Valete, nome artístico de Keidje Torres Lima, é rapper de origem santomense e uma das vozes mais consistentes do hip hop em Portugal desde 1997. O seu nome está diretamente ligado ao rap consciente, político e socialmente interventivo, com letras que questionam o sistema, a desigualdade e o papel do indivíduo na sociedade. Quando Valete lança música, o impacto vai além do entretenimento.
A sua discografia confirma esse peso cultural.
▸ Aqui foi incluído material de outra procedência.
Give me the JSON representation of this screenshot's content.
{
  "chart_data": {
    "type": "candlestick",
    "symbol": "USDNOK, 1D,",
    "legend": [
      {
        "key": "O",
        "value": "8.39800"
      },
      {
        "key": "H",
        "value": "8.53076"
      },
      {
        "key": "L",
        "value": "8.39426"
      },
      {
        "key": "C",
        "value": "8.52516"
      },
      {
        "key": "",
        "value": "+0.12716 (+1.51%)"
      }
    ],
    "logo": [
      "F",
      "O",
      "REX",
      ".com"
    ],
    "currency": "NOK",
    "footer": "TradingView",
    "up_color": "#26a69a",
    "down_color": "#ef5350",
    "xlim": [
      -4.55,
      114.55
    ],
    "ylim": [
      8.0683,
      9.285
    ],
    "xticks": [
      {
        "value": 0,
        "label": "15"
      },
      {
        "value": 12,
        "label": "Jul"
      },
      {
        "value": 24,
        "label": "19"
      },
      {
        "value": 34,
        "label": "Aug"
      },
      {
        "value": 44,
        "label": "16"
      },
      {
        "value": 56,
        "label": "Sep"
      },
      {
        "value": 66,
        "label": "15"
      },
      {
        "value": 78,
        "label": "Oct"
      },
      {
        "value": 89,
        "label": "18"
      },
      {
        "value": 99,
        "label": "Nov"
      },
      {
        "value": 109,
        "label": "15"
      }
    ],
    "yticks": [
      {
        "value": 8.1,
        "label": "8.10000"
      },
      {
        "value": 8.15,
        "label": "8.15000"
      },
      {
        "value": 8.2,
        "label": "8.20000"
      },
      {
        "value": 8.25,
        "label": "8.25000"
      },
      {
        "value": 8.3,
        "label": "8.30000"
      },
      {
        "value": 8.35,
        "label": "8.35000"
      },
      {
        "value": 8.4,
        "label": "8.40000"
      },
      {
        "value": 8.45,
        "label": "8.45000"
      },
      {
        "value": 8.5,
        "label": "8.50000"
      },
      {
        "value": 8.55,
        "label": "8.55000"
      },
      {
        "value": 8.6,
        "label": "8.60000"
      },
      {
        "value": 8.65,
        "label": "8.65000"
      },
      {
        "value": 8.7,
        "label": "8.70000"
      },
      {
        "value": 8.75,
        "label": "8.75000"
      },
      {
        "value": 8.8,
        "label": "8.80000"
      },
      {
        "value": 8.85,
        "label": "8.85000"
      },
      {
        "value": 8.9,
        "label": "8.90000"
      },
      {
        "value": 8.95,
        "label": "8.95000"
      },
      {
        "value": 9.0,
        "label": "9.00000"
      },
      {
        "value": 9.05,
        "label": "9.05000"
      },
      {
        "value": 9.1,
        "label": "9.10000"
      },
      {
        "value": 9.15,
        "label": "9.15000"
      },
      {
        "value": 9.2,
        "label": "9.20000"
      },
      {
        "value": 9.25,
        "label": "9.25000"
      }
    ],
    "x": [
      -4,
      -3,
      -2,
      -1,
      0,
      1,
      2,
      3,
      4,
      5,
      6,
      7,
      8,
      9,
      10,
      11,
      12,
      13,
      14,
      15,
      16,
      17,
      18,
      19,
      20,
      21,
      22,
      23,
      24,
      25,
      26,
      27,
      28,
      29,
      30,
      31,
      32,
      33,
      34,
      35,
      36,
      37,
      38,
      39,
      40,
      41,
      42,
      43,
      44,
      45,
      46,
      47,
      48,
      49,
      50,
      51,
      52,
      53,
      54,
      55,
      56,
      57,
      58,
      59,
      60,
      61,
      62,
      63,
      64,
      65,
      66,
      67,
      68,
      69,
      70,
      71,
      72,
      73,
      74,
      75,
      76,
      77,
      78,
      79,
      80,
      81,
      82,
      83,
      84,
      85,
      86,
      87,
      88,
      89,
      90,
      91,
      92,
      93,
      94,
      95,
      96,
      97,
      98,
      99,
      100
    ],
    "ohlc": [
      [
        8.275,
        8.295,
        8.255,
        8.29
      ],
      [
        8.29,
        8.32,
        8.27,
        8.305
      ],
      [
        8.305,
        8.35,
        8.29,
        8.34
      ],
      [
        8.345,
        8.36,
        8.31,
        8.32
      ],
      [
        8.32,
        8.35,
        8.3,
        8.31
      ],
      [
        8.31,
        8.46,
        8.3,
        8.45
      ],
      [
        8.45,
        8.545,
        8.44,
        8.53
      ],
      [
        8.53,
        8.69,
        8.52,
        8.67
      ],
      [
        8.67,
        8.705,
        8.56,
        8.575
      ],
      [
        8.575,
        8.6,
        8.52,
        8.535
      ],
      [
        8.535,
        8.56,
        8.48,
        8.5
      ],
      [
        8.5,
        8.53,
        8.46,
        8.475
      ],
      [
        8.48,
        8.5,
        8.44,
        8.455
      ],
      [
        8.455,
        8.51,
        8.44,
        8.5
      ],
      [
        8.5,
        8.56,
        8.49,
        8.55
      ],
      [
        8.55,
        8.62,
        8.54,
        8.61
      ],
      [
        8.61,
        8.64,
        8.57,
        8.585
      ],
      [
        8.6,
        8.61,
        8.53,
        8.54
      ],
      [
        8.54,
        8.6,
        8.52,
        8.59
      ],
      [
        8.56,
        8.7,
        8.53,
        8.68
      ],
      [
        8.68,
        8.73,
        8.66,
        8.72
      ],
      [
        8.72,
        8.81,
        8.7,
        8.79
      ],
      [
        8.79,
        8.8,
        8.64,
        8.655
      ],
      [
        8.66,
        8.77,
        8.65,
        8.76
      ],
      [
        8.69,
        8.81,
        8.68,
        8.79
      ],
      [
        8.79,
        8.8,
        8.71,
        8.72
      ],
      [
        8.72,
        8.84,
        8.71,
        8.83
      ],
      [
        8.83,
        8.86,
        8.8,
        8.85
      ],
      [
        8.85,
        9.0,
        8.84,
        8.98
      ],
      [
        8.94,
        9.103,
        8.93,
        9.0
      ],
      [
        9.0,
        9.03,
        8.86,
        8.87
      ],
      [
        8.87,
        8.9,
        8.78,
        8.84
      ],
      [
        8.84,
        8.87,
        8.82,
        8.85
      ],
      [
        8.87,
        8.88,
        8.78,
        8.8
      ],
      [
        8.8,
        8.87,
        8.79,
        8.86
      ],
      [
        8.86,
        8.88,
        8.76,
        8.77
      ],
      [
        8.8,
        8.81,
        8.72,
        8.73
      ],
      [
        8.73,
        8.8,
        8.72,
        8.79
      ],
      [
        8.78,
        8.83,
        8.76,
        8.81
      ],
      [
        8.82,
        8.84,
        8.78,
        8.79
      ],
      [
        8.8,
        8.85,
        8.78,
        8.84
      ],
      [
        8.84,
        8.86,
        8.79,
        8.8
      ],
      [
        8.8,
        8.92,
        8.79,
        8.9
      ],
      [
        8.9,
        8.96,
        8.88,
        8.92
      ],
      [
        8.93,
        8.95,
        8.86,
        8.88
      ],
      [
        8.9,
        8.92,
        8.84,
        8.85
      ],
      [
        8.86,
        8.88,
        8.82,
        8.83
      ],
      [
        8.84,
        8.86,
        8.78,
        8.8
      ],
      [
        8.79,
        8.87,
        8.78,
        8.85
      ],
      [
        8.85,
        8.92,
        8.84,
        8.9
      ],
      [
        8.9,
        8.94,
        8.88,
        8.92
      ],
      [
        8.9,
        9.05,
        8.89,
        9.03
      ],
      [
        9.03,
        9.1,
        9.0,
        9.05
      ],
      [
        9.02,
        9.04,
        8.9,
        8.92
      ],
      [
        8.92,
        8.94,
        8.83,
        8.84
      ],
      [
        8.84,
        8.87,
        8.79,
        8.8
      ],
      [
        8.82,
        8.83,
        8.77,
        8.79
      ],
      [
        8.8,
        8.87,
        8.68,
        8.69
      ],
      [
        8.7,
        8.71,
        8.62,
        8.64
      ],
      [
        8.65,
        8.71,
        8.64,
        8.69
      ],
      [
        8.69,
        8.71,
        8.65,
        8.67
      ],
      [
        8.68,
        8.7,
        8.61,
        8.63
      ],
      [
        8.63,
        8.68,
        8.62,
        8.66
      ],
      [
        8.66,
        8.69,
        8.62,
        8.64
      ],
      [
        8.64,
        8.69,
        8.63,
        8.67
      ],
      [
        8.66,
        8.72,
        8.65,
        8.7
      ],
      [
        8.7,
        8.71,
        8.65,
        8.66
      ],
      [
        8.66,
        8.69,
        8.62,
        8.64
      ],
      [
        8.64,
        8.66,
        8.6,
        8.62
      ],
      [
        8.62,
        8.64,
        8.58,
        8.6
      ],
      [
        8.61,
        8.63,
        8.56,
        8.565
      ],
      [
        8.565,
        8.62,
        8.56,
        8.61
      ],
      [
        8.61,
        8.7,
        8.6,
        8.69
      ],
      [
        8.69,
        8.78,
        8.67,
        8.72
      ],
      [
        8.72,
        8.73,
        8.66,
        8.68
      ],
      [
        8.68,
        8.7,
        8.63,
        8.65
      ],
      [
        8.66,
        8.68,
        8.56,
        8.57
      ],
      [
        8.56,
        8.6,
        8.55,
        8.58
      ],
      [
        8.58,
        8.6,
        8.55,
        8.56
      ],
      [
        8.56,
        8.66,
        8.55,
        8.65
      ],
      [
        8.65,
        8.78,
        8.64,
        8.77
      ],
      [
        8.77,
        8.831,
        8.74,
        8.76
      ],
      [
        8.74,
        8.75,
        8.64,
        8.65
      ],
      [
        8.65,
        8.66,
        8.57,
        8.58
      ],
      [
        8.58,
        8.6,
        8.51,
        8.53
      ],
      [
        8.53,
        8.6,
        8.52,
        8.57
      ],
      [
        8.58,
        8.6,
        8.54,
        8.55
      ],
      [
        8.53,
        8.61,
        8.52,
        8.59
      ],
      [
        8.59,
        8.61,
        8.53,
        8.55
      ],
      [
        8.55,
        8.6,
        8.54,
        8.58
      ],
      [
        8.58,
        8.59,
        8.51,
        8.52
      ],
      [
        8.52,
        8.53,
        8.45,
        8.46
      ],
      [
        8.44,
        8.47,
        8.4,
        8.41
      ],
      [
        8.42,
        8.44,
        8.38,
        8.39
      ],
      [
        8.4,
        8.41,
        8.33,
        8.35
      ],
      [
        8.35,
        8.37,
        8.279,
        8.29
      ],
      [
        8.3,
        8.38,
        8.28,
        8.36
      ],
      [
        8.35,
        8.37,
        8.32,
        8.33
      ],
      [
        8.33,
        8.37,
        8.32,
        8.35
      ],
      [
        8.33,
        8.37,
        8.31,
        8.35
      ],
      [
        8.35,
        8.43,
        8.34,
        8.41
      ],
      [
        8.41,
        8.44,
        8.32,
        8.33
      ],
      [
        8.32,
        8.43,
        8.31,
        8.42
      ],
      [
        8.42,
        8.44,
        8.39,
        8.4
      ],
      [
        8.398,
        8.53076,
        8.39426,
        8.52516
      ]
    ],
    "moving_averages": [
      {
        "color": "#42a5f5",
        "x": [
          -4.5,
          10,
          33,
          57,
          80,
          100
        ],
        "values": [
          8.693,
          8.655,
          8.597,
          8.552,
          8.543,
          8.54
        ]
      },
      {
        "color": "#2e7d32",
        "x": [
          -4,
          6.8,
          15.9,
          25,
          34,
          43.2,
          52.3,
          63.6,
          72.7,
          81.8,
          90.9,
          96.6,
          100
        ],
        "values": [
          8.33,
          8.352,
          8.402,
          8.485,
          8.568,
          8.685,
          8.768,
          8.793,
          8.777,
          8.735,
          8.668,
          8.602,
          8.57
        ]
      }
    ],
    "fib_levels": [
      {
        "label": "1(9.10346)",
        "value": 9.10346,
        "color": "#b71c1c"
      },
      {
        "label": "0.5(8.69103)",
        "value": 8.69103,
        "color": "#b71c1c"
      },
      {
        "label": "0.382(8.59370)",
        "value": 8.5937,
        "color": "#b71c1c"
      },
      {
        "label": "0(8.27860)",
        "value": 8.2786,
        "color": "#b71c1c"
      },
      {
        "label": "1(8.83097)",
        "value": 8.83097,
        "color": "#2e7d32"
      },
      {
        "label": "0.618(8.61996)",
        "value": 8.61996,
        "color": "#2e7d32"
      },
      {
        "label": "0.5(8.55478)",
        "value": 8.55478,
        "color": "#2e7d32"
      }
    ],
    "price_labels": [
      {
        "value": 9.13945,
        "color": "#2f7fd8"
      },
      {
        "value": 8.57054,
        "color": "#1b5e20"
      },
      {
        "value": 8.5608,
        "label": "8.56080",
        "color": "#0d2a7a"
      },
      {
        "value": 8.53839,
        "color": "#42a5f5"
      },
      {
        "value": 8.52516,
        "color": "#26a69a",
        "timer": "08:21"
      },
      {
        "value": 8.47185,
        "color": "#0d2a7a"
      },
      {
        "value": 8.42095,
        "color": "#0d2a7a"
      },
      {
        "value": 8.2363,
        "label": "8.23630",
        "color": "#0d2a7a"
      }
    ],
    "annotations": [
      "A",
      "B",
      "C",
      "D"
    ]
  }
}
Álbuns como “Educação Visual” (2002) e “Serviço Público” (2006) tornaram-se referências obrigatórias do rap português. A mixtape “Contra Cultura” (2012) reforçou o lado combativo do artista, enquanto o EP “Aperitivo” (2023) mostrou que Valete continua atual, lúcido e fiel à sua identidade artística.
“Bomberjack” surge como um projeto que cruzará rap e jazz, dois universos onde a palavra e a improvisação caminham juntas. A colaboração com os Jazz Swingers e a participação de João Mortágua apontam para uma abordagem mais experimental, mas sem abdicar da força lírica que sempre definiu Valete. É uma mixtape pensada para ouvir com atenção, não para consumo rápido.
Importa também realçar que Valete tem uma promessa antiga com os fãs, que já dura quase duas décadas. Depois de lançar “Serviço Público”, o rapper anunciou que lançaria um novo álbum de estúdio, mas esse projeto nunca chegou ao público. Estamos a falar de “Homo Líbero”, um álbum muito aguardado pelos fãs.
Segundo o próprio Valete, conforme explicou na série “Mixtapes Valete nas Batidas dos Outros”, a ideia sempre foi entregar um trabalho completo, onde ele próprio se vê também como produtor do projeto. Para isso, decidiu tirar um longo período para se dedicar ao estudo profundo da música, da produção e da construção musical. A promessa ia ainda mais longe: “Homo Líbero” seria um álbum duplo e conceitual, pensado como uma obra fechada, densa e madura.
Portanto, “Bomberjack” ganha ainda mais relevância. Não é apenas uma nova mixtape, mas mais um movimento estratégico dentro de uma carreira marcada por rigor artístico, coerência ideológica e respeito pela cultura hip hop. Para quem acompanha o rap lusófono com atenção, este lançamento não passará despercebido.